Publié le 19/08/2020

De tous temps, les concepts de vie et de mort ont été difficiles à préciser, la difficulté s’étant encore accrue quand les techniques modernes de réanimation ont « repoussé » les limites de la vie en prolongeant les fonctions physiologiques. Pendant des siècles, le décès cardiorespiratoire a été le seul critère clinique définissant la mort.

Le concept de mort cérébrale/décès défini par des critères neurologiques (BD/DNC pour Brain Death/Death by Neurologic Criteria) a, quant à lui, émergé en 1959 avec les notions de « coma dépassé », puis de mort cérébrale. Depuis, plusieurs recommandations et protocoles ont été proposés, suivant la publication des « Harvard Brain Death Criteria » en 1968, amenant à une acceptation globale du concept de BD/DNC.

Persistent cependant nombre de confusions et de problèmes en regard de ces notions et il reste difficile d’établir des recommandations basées sur des preuves.

Harmoniser les pratiques

Un projet, le World Brain Death, a été conçu, en vue d’harmoniser les pratiques et d’apporter plus de rigueur dans la définition de la BD/DNC. Il s’est appuyé sur la littérature médicale publiée entre Janvier 1992 et Juillet 2017, avec plus de 700 articles répertoriés. Des recommandations fortes dans le but d’éviter au maximum les faux positifs, c’est à dire les diagnostics erronés ou prématurés de mort cérébrale, ont pu, ainsi, être énoncées, à partir de consensus d’experts. Y ont été associées des recommandations plus conditionnelles, proposant différentes options en fonction des circonstances.

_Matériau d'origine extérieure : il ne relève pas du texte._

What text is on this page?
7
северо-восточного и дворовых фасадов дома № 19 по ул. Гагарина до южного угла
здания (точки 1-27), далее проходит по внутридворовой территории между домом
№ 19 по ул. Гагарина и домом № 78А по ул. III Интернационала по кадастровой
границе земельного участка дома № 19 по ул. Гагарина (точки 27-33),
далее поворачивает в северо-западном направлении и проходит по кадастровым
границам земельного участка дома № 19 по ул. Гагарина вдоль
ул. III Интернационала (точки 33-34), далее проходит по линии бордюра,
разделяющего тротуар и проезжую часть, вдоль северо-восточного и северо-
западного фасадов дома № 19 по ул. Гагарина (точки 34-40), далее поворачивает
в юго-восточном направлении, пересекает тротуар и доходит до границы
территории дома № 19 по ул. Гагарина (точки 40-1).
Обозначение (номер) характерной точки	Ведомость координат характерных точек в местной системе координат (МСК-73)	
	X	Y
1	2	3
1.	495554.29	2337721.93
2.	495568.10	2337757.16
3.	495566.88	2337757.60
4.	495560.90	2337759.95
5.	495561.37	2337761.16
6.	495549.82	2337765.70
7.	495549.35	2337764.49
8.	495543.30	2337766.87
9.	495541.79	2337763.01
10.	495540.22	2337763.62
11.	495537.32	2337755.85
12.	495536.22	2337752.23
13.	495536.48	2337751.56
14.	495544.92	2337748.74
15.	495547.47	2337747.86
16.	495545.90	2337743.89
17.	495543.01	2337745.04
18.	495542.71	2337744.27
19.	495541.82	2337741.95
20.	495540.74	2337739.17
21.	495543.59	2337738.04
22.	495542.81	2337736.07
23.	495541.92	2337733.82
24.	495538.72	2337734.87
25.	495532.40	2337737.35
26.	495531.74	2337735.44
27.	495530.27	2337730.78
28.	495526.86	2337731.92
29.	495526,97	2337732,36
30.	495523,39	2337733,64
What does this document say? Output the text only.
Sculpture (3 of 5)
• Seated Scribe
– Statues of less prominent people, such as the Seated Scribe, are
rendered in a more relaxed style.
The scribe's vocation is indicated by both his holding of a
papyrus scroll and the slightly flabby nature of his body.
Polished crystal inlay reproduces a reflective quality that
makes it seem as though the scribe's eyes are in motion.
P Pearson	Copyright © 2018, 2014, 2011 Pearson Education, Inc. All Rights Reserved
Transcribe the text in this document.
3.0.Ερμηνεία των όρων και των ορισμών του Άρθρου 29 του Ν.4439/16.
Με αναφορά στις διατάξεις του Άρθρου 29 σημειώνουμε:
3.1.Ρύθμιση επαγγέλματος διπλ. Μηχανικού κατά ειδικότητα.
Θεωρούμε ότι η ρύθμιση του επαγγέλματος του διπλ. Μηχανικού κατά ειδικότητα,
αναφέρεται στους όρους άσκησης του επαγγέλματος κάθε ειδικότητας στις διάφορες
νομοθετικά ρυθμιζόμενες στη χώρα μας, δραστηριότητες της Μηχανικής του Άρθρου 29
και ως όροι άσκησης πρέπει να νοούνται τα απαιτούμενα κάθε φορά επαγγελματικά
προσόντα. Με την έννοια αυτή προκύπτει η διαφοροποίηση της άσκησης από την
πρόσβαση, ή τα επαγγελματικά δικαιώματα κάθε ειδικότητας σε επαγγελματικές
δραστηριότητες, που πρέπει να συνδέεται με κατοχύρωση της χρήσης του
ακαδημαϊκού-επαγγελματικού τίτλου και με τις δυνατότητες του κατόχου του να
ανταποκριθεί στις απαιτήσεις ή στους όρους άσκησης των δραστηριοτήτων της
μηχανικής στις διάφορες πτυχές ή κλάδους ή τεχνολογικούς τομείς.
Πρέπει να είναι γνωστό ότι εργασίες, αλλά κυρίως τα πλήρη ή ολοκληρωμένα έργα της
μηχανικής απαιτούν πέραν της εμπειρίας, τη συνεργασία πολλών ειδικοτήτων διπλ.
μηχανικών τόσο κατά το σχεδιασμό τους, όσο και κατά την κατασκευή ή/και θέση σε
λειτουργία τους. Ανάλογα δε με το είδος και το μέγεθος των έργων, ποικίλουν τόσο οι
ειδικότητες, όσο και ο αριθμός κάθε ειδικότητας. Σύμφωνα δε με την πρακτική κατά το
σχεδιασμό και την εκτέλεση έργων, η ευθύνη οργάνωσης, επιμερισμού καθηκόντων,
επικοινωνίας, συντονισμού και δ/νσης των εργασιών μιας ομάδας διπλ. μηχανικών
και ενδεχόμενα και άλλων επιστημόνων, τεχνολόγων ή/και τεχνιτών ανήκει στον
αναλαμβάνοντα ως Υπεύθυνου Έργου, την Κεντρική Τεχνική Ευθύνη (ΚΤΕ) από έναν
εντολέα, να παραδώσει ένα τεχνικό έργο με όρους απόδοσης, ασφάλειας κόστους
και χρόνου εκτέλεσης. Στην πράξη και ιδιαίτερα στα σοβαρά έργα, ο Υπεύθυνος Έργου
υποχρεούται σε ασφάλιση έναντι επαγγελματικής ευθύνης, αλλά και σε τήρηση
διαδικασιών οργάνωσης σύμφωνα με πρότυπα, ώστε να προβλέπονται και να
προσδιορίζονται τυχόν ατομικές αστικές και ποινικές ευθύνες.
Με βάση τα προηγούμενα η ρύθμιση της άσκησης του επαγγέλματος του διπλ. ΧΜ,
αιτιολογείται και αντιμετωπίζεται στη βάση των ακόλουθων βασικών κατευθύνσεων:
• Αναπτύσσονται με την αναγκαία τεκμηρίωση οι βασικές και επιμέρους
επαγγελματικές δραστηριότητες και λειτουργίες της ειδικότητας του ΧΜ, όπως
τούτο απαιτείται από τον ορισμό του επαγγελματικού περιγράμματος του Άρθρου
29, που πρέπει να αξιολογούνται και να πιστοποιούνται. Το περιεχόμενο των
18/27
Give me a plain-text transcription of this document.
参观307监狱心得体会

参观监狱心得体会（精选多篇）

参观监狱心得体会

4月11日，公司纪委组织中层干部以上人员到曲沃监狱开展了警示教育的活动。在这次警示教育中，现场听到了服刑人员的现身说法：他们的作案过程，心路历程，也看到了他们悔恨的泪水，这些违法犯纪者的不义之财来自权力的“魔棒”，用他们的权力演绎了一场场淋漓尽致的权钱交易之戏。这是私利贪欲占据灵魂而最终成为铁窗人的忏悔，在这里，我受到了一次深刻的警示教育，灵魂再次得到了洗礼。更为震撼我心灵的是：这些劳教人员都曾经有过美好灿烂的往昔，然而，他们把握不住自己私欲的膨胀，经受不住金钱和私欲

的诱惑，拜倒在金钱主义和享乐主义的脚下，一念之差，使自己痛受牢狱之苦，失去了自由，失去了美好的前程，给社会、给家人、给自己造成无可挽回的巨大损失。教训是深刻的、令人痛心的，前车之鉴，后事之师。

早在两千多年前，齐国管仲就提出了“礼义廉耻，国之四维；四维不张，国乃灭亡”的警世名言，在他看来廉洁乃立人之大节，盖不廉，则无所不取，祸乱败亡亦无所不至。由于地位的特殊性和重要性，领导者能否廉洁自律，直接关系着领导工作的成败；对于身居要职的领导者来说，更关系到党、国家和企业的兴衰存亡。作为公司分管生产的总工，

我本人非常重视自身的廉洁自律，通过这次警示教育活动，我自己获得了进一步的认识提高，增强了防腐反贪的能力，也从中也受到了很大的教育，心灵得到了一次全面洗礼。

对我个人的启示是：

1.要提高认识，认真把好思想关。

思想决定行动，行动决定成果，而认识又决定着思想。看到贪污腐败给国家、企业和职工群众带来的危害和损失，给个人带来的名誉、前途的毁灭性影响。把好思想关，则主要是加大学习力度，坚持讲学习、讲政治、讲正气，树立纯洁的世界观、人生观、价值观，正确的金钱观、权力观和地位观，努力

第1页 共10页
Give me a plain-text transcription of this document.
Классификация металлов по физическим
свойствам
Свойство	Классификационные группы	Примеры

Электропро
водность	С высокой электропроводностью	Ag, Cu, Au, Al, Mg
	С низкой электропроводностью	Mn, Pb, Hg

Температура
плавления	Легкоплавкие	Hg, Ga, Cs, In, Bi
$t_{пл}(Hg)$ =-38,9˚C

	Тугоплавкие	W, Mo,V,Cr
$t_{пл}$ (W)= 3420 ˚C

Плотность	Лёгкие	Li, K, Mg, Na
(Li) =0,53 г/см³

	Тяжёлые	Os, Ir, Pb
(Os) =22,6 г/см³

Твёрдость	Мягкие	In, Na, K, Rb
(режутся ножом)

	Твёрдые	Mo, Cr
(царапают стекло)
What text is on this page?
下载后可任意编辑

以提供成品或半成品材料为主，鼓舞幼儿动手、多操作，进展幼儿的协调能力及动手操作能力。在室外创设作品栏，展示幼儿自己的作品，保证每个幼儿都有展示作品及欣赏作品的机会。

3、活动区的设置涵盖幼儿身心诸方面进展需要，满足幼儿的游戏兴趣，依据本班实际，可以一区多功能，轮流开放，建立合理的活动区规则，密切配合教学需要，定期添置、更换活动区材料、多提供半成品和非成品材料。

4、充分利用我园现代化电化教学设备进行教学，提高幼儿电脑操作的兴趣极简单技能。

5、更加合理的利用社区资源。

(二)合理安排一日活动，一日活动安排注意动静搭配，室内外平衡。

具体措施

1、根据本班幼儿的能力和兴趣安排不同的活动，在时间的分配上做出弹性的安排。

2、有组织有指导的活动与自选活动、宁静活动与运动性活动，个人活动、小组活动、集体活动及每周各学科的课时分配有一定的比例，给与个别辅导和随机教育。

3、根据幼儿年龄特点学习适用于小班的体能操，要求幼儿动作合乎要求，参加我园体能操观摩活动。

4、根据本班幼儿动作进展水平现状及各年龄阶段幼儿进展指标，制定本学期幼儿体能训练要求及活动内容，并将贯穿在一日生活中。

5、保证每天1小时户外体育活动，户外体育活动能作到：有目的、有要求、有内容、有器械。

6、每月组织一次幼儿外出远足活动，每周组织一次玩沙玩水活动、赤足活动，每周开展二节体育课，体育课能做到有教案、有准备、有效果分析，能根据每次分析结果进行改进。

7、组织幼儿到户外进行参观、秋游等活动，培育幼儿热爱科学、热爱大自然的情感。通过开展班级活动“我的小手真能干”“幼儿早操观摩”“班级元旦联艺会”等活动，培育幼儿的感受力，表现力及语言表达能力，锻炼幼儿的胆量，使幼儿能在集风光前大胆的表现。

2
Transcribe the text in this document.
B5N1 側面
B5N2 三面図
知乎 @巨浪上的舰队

Il existe plusieurs critères minimums pour la détermination de la BD/DNC, qui doivent être intégrés dans les protocoles internationaux dans le but d’harmonisation des pratiques. Différents termes sont, à ce jour, communément employés : mort cérébrale totale, mort du tronc cérébral ou encore mort cérébrale profonde.

Ils sont à remplacer par ceux de BD/DCN. De fait, la BD/DCN se définit par une perte complète et permanente des fonctions cérébrales associant coma aréactif, disparition des réflexes du tronc cérébral et impossibilité de respirer de façon indépendante. Il y a arrêt de la circulation cérébrale ; cet état est irréversible.

La persistance d’une fonction régulatrice hormonale ne préjuge pas du diagnostic de BD/DCN.

Les prérequis pour la pose du diagnostic reposent sur :

-la notion de lésions ou de dégâts cérébraux irréversibles ;

-l’absence de toute situation confondante, liée par exemple à une perturbation toxique, métabolique ou hémodynamique ou encore à une paralysie pharmacologique ;

-l’existence (souhaitable) d’une imagerie mettant en évidence une hypertension intracrânienne majeure avec hernie et élévation de la pression intra crânienne au-delà de la pression artérielle moyenne.

De plus, le malade doit avoir une température corporelle minimale de 36°C. Les adultes doivent conserver une pression artérielle systolique de 100 mm Hg minimale ou une pression artérielle moyenne supérieure à 60 mm Hg, au besoin sous remplissage, vasopresseurs ou inotropes. Tous les médicaments dépresseurs du système nerveux central doivent être éliminés, avec au moins un respect d’un intervalle de 5 demi vies dans l’hypothèse de fonctions rénale et hépatique normales.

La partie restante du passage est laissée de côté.